All those tiny plastic particles are everywhere. They’re in the oceans and other waterways, they’re on beaches, they’re even circulating in the air. Eventually they make their way into our food supply and drinking water, the United Nations reports.

Research into the effects these microplastics can have on human health is just beginning, but it can lead to changes in respiration rates, brain development and even human genetics, according to the UN.

A person carrying reusable bags.

What can you do?

The problems caused by single-use plastics have grown right alongside the increase in production of plastic, and they aren’t problems that can be solved without coordinated global efforts. However, that doesn’t mean you can’t take steps to lessen the impact.

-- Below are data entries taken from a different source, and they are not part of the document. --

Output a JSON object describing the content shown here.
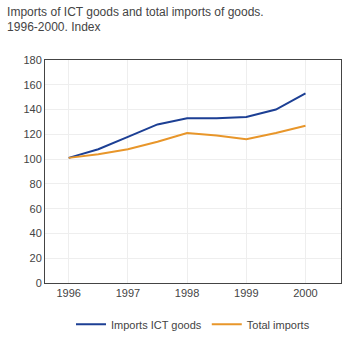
{
  "chart_data": {
    "type": "line",
    "title": "Imports of ICT goods and total imports of goods.",
    "subtitle": "1996-2000. Index",
    "x": [
      1996,
      1996.5,
      1997,
      1997.5,
      1998,
      1998.5,
      1999,
      1999.5,
      2000
    ],
    "series": [
      {
        "name": "Imports ICT goods",
        "color": "#1c3f94",
        "values": [
          101,
          108,
          118,
          128,
          133,
          133,
          134,
          140,
          153
        ]
      },
      {
        "name": "Total imports",
        "color": "#e8962a",
        "values": [
          101,
          104,
          108,
          114,
          121,
          119,
          116,
          121,
          127
        ]
      }
    ],
    "xlim": [
      1995.6,
      2000.6
    ],
    "xticks": [
      1996,
      1997,
      1998,
      1999,
      2000
    ],
    "ylim": [
      0,
      180
    ],
    "yticks": [
      0,
      20,
      40,
      60,
      80,
      100,
      120,
      140,
      160,
      180
    ],
    "grid": true,
    "legend": "bottom"
  }
}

Put simply, if you want to reduce the amount of single-use plastics taking up space in the world — be it in landfills or in our ecosystems — you need to use less of it. Here are a few simple steps you can take, courtesy of the U.S. Environmental Protection Agency:

  • Purchase reuseable water bottles for your entire family instead of using plastic beverage bottles for water, sports drinks, coffee and more.
  • Keep a few reusable shopping bags in your car to use for grocery shopping and errands.
  • Pack your meals and snacks in reusable containers rather than single-use ones. Even better: Purchase glass reusable containers instead of plastic.
  • Don’t eat on plastic plates or with plastic cutlery at home.
  • Skip the straw at restaurants and drink from the glass instead.
  • When you do buy plastic products, look for products made from recycled plastic.